The budget is lean (25 million euros), the result of a year in which Portugal is testing its luck as a solvent state, threatened by bankruptcy and watched closely by the troika. Imagination was needed. One example: the innovative band Buraka Som Systema, one of the faces of modern Portugal, will come to give a concert on January 28 at the Pabellón Multiusos (the Multipurpose Hall). A programme called Mi casa es tu casa (“My house is your house”) is also planned for that day, and will see city residents loan their flat or a room or hallway to other groups for recitals. Forty houses have already agreed to swing open their doors.

The proud residents of Guimaraes are, well, answering the call. It’s no surprise, historians say, that the country of Portugal was born here – as was its first king, Alfonso Enríquez, who lived in the famous castle that, over time, has been looking more and more like an abandoned factory. No coincidence either that the official programme will start Sunday off with a documentary on Portuguese music entitled, significantly, Let’s all play together, the better to hear each other.

Austerity

European Capitals of Culture on a low budget

“Never has a European capital of culture been organised with such a shrunken budget,” writes Expresso. The €25 million set aside for Guimarães 2012 isn’t much next to the €226 million Porto got in 2001. The responsibility rests with “the economic situation Europe is going through as well as the changes introduced into the concept of European ‘Capital of Culture’ in recent years”, the Lisbon weekly explains.

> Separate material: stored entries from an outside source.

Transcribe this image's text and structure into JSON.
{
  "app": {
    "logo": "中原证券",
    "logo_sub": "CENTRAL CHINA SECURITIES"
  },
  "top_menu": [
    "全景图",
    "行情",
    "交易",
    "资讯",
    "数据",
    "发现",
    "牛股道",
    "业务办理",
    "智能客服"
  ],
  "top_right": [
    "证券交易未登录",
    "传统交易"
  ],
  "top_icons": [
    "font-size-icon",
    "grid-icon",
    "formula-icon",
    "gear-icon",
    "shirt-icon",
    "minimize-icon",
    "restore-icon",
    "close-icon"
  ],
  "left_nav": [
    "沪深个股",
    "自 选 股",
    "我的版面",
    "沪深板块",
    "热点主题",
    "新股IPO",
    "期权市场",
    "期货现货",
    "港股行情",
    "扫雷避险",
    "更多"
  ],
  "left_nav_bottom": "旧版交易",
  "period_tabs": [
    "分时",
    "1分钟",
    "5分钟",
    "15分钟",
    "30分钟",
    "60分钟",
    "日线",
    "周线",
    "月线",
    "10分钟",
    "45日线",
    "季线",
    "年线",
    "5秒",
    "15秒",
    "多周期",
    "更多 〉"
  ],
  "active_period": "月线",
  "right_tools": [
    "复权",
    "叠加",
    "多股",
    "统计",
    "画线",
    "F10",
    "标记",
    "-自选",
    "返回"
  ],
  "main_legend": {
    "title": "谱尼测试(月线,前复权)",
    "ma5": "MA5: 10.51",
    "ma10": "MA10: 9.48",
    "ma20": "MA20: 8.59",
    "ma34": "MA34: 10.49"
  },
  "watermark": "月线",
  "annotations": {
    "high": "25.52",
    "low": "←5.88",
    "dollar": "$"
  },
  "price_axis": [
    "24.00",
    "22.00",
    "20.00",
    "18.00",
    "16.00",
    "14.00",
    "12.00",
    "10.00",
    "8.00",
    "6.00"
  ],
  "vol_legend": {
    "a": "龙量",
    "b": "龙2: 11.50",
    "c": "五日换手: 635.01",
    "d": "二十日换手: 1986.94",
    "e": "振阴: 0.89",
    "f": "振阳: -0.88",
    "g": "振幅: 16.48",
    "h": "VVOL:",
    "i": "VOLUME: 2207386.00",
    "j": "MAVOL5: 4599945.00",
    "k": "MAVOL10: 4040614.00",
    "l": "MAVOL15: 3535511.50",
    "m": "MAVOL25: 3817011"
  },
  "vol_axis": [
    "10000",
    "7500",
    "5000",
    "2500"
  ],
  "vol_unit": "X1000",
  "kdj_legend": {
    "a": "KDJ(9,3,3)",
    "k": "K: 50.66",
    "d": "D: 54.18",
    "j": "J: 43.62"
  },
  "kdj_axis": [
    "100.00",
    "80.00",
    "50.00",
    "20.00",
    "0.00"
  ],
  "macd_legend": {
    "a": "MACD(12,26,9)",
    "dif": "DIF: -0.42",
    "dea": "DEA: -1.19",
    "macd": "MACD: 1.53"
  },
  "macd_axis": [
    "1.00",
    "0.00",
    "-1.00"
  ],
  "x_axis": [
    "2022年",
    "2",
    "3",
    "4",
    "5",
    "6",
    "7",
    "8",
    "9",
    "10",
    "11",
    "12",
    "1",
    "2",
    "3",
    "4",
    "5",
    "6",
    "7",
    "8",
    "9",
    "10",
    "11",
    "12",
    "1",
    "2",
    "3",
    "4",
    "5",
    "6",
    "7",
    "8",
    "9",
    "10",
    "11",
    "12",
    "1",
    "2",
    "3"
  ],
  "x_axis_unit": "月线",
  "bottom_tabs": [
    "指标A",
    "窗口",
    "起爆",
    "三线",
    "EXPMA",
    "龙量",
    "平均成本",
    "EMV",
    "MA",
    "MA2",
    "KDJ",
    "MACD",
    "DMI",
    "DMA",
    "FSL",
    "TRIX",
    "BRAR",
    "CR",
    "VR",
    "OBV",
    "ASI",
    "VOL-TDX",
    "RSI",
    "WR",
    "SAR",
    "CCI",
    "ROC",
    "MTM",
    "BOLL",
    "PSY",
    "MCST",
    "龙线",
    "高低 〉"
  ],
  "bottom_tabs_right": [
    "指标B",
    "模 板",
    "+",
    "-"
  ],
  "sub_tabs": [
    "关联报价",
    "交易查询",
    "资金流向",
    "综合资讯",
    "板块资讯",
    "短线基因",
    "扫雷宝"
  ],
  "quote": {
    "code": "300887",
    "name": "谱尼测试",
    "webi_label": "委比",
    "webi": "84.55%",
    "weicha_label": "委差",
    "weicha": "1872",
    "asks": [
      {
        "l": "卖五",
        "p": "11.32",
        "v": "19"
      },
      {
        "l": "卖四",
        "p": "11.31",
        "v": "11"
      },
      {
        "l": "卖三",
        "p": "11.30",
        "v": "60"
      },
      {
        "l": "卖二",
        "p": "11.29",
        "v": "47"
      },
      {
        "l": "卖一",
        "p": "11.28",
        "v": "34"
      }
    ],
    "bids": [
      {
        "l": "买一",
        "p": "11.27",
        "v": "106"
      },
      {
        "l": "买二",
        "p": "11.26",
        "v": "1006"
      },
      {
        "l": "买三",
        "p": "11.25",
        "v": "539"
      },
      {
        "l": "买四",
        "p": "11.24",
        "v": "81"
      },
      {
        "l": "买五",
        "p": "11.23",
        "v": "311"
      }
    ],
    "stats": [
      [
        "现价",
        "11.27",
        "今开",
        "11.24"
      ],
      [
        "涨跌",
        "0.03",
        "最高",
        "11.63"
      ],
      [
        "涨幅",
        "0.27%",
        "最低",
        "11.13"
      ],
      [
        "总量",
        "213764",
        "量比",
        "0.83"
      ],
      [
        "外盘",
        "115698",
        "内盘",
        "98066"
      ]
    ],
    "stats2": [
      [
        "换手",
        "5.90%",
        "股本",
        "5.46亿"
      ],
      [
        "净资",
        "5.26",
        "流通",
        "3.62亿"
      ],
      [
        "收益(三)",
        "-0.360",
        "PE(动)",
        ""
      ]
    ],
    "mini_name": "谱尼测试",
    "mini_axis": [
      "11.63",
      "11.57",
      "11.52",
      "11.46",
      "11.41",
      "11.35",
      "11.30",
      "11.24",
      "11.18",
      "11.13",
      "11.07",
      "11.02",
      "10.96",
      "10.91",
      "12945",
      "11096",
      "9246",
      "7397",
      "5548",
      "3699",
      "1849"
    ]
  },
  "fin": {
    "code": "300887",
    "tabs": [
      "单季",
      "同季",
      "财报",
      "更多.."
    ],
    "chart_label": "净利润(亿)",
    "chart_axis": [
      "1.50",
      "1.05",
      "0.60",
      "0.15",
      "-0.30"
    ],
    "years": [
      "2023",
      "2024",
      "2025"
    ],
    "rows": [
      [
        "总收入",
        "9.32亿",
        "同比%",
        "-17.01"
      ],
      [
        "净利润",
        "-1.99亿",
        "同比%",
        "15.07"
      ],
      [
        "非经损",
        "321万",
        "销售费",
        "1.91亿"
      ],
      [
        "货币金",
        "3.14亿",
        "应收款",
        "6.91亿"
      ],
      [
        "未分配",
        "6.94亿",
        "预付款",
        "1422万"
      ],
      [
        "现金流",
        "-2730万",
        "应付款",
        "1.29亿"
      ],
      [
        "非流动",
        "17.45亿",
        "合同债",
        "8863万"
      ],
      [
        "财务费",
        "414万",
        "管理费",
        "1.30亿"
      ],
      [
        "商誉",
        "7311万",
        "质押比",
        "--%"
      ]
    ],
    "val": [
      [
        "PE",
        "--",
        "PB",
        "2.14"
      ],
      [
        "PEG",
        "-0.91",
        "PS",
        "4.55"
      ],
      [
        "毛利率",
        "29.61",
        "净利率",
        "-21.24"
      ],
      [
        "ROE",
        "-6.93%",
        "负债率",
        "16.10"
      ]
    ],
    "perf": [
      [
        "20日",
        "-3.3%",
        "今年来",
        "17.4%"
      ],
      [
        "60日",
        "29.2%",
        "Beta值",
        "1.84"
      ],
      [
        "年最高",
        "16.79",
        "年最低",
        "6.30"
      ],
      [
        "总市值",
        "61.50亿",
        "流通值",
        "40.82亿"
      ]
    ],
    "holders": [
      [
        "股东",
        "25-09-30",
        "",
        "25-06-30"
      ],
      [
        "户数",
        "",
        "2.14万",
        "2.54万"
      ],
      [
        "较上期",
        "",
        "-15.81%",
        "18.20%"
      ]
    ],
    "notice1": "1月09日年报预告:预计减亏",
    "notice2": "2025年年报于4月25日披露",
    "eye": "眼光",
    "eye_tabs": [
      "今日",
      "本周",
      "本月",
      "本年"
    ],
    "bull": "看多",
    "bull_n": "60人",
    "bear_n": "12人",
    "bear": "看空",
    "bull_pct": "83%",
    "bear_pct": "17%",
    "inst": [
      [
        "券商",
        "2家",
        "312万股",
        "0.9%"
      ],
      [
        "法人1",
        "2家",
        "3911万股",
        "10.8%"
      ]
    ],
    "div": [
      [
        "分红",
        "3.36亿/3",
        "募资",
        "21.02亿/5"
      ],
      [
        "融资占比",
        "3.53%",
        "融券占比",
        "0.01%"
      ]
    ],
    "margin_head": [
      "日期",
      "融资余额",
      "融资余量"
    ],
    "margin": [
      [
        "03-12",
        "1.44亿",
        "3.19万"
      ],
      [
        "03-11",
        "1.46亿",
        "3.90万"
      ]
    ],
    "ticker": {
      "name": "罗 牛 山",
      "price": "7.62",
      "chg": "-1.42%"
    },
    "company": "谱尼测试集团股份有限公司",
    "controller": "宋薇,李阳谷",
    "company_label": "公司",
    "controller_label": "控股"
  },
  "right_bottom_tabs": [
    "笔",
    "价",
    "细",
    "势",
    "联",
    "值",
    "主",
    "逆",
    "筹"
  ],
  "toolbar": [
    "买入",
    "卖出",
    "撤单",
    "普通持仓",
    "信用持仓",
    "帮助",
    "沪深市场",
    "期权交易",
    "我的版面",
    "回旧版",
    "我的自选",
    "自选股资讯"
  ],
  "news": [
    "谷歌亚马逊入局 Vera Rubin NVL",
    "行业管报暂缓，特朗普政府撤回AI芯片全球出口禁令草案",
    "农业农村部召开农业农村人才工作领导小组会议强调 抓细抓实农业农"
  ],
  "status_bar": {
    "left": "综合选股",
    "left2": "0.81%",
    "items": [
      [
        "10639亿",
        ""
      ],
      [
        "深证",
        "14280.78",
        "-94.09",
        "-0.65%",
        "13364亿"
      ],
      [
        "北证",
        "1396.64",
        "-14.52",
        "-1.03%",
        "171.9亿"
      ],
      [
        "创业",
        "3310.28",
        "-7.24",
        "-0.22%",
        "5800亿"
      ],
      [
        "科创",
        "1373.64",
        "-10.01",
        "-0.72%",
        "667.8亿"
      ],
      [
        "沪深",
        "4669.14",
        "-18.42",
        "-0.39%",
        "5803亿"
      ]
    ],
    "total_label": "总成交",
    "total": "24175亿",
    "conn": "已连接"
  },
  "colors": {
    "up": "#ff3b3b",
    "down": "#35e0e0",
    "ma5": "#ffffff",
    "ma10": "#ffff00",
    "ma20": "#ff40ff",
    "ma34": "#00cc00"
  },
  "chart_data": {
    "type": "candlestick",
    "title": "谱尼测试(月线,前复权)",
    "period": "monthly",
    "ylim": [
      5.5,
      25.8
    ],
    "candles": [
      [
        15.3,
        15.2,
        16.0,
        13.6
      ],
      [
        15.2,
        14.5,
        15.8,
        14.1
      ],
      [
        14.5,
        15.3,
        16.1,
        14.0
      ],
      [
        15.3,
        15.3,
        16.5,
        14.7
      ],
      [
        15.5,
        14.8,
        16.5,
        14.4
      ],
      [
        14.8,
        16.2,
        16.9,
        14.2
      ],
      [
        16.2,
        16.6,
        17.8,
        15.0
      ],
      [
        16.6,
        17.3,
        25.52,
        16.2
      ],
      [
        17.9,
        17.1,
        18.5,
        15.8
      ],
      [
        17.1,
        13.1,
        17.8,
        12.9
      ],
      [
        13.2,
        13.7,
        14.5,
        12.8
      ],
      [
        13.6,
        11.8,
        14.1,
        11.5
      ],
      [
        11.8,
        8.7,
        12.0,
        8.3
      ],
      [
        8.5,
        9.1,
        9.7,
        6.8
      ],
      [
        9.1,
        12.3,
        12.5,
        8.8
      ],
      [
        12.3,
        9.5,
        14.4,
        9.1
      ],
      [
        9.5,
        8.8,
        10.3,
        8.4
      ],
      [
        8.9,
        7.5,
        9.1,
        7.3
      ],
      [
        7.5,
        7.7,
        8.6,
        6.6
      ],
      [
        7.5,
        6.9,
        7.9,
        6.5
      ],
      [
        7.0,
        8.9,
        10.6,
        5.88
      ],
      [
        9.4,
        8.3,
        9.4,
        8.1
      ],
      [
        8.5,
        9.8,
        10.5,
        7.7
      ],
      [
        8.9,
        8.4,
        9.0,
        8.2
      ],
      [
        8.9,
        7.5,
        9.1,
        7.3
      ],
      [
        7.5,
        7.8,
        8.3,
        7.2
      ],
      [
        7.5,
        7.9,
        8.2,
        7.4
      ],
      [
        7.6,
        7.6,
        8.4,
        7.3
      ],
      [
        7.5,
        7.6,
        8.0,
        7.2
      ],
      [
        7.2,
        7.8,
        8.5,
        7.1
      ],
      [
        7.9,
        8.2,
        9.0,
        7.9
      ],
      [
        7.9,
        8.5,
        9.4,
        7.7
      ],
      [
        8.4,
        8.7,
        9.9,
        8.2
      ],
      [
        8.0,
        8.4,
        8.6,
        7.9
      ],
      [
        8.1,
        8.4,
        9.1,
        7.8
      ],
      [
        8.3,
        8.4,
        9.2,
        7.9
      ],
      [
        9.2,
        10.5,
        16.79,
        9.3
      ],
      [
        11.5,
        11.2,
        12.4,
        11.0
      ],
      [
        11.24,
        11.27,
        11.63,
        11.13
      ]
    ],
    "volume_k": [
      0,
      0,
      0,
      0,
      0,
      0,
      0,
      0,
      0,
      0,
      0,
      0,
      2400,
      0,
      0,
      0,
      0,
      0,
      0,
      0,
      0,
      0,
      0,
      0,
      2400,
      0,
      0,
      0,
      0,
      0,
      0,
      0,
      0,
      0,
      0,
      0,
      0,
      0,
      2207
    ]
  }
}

Adopted in 2007, the current model nominates two medium-sized cities each year, Guimarães sharing the title in 2011 with Maribor in Slovenia. If in the past cities took the opportunity to build cultural facilities, today it is the connection to the cultural fabric of the region that’s sought after most. Observing the trend, Portuguese philosopher Eduardo Lourenço wonders “if the celebrations have any consequences beyond the internal effect” and if the initiative still makes any sense, now that there isn’t much left of the European hopes it has raised.